Are toenail injuries that result in the nail blackening and falling off common? What causes that to happen? It is common, and a lot of times it is caused from some kind of trauma. Ill-fitting shoes, where the shoes are too short, the toe box is too narrow or your nail is too long can injure the nail plate and cause blood to build up, and the nail can actually lift up. You know when a marathon or a longer run happened because they start coming in with black toenails.
So the only way to prevent it is to get shoes with the correct fit?
Yes. But even a small thing like having a seam in your sock at the wrong place pressing on your nail for some time can cause trauma, because there’s not much skin between the nail and bone. But if you lose a nail, another one will grow in. It just takes time.

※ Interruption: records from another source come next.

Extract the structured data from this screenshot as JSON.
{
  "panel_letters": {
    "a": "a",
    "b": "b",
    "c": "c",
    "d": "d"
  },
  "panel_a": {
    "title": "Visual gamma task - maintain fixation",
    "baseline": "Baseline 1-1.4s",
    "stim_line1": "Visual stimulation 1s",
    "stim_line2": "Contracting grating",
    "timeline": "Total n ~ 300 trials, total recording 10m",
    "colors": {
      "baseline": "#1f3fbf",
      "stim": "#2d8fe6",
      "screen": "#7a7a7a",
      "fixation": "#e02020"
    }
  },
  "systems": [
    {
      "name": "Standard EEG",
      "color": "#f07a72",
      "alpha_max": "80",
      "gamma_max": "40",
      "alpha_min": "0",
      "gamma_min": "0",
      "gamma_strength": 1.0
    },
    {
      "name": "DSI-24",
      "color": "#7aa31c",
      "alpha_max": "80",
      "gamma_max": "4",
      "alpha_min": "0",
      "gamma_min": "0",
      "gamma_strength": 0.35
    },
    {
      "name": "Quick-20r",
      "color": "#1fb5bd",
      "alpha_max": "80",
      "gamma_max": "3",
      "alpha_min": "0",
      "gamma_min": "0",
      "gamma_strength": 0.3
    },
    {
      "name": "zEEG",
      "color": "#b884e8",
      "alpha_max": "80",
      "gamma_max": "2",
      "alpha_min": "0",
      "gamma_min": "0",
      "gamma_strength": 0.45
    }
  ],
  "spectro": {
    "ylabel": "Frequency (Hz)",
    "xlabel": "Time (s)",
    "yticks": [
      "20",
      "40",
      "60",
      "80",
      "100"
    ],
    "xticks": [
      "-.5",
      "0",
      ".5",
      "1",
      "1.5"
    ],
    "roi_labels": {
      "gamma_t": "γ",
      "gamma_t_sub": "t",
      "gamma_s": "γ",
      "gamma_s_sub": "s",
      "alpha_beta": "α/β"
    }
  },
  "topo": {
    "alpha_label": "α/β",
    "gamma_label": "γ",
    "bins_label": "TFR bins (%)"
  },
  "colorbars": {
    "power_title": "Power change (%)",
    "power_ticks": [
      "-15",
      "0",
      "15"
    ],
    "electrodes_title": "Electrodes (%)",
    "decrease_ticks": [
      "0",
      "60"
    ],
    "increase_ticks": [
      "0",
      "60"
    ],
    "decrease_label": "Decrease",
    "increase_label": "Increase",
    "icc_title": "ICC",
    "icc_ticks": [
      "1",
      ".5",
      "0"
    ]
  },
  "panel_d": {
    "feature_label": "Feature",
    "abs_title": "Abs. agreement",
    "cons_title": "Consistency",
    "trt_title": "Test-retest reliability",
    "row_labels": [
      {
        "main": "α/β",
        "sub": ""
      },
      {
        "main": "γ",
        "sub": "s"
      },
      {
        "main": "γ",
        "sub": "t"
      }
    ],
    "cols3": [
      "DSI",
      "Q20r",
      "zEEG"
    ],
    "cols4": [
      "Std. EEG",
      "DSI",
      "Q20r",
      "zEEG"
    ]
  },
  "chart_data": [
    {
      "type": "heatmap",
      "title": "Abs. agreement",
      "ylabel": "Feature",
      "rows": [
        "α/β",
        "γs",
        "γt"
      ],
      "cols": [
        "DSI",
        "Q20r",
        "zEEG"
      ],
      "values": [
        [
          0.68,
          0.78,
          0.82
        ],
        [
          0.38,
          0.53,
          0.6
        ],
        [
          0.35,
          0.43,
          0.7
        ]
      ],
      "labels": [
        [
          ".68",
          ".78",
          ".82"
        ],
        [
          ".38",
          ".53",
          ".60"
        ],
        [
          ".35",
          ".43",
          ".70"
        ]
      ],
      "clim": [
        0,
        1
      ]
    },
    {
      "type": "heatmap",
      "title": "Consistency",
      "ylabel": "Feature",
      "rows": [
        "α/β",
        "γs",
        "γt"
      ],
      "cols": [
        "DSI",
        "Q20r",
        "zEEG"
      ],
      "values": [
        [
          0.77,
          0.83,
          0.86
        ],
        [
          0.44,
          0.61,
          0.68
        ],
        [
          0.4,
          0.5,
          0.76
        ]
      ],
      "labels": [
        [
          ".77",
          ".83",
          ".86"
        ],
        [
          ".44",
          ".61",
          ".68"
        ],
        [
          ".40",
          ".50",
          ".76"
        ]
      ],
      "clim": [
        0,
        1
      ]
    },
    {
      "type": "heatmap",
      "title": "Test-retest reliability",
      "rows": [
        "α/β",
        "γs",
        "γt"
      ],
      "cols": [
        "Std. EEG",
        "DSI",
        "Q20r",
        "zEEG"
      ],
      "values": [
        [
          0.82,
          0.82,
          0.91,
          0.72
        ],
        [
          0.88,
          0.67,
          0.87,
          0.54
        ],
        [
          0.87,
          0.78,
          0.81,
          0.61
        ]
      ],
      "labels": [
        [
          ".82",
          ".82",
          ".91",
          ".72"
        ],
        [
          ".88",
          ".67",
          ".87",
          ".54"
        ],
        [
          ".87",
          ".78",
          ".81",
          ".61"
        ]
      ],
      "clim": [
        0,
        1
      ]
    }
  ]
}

If the nail is black, do you usually recommend that it be removed?
I like to leave it on as long as it is not loose or there is no gap, because if the nail is loose it can be ripped off, and if there’s a gap bacteria can get under the nail and cause an infection. This is just like a blister: Most times you want to leave it alone, unless it is causing irritation, then it should be tended to differently.
Since you started practicing, have there been any new treatments or technologies that have really helped provide better care for your patients?
The main one is just refining the types of surgeries, so many procedures are now less radical, and different approaches to symptoms. There are less traumatic techniques of doing the surgery, which results in a shorter duration of healing time. Many surgeries offer less-invasive techniques with smaller incisions. I also like to incorporate physical therapy in a lot of my treatments because it may help patients recover faster. My goal is to develop a treatment regime with the patient that will help him recover faster. It is absolutely important the patient participate in the treatment regime for best results.
Is there anything on the horizon within the field of podiatry that will further the treatment of patients?
The podiatrist’s focus and specialty are becoming more well-known. Patients are being referred to podiatrists sooner - this is helping patients get back to work faster because their primary care physicians are now utilizing our specialty more. And this is so beneficial, especially for diabetic patients. Prevention is key. I’d rather see these patients often to prevent problems rather than once the problems occur and get out of hand. So it’s mainly the fact that primary care physicians and patients themselves are utilizing podiatrists more. This is the biggest thing.